A quick google search led me to the ix function. I hopefully (and naively) tried restrict (wBuffers . ix 0) as a test to see if I could get the first element of my list, but to no avail. GHC complained that my lens type in Jurisdiction now needed to be an Applicative, when a Functor had been good enough before this foray.

So I listened to GHC, and changed all of my constraints to require Applicative lenses. It felt dirty, but as they say, make it typecheck and worry about the consequences later. I made it typecheck, but the consequences were bad. The compiler had crunched the types and the results were in: any scope I wanted to restrict to now needed to be an instance of Monoid. The good news was that [Buffer] is a Monoid. The bad news is that most things aren’t.

This was unacceptable. I reverted my changes, and looked for another way. Expanding out the RLens [r] r type, I found that it was (Functor f) => (r -> f r) -> [r] -> f [r]. If only, I thought, I could find a function of this form, it might behave as the proper lens. There were a few magical hours of trying to conditionally filter over a list to see if I had the right index, but all was for naught. In fact, even a trivial implementation of this function is surprisingly hard. Give it a try; I’d love to see what you come up with.

In a moment of insight, I realized there was a function I had seen during my perusal of the Control.Lens library that I’d forgotten about. It was called at, and I had passed it over because it didn’t typecheck with [a]. at’s semantics allow it to insert or delete from its container if the key doesn’t exist, or if you return a None. Obviously this doesn’t work for [a], as it’s impossible to meaningfully insert at index 1000 into an empty list.

But the insight remained. Maybe _wBuffers :: [Buffer] had the wrong type! I eagerly changed it to _wBuffers :: IntMap Buffer, and lo and behold, at typechecked, though appendToBuffer needed some changes:

{-# LANGUAGE LambdaCase #-}
appendToBuffer :: String -> Eden (Maybe Buffer) ()
appendToBuffer str = get >>= put . Just . \case
    -- there's a nicer way to do this but I'm doing it from memory
    Just x  -> x { _bContents = (view bContents x) ++ str }
    Nothing -> emptyBuffer { _bContents = str }

All of a sudden, we get some cool magic for free! We can create buffers where none existed before. What might be more interesting is now the user can close the first buffer but keep the number ordering on the remaining ones. This is something that vim does, and we’ve accidentally implemented it by doing no extra work.

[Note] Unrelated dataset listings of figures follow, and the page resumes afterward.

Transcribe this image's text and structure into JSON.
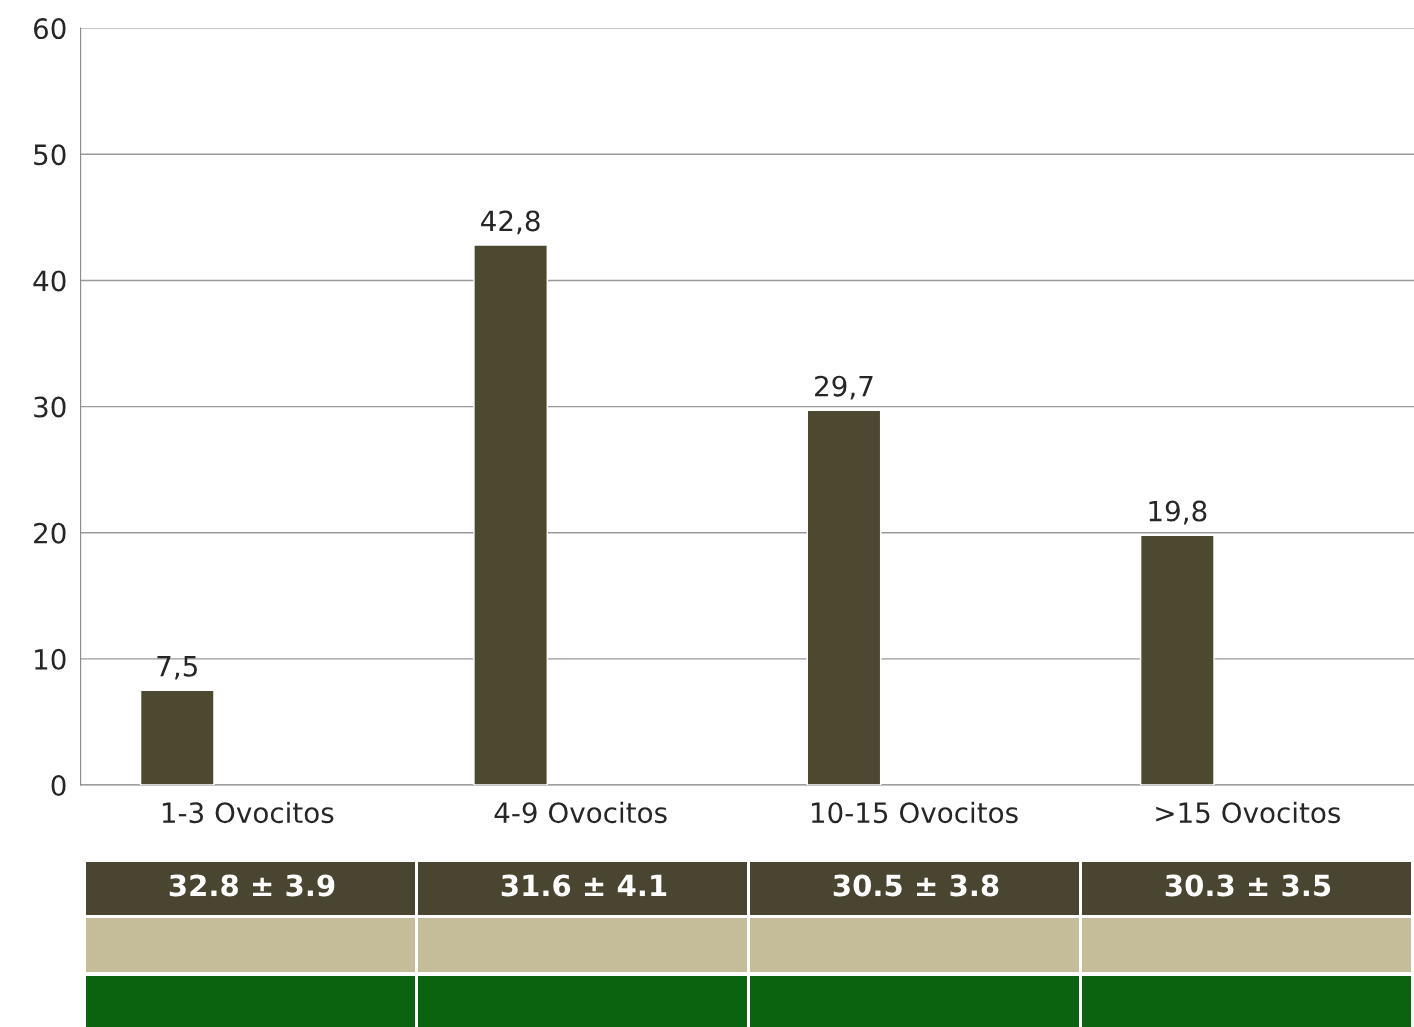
{
  "chart_data": {
    "type": "bar",
    "categories": [
      "1-3 Ovocitos",
      "4-9 Ovocitos",
      "10-15 Ovocitos",
      ">15 Ovocitos"
    ],
    "values": [
      7.5,
      42.8,
      29.7,
      19.8
    ],
    "value_labels": [
      "7,5",
      "42,8",
      "29,7",
      "19,8"
    ],
    "color": "#4d4830",
    "ylim": [
      0,
      60
    ],
    "yticks": [
      0,
      10,
      20,
      30,
      40,
      50,
      60
    ],
    "grid": "y",
    "legend": false,
    "annotations": [
      "32.8 ± 3.9",
      "31.6 ± 4.1",
      "30.5 ± 3.8",
      "30.3 ± 3.5"
    ]
  }
}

If that’s not divine mandate that this project is the right and holy implementation of vim, I don’t know what is.

If you’re interested in seeing the whole source for this post, following the development of eden, or contributing yourself, the project can be found here.

  1. I absolutely love the naming scheme in the optics packages.

  2. This is not its real type, but it’s true at least conceptually.

  3. Except that local would break our invariant. As an exercise to the reader, see if you can prove it.

  4. My attempt at naming things with as consistent a metaphor as the lens people appears like it might have been taken too far.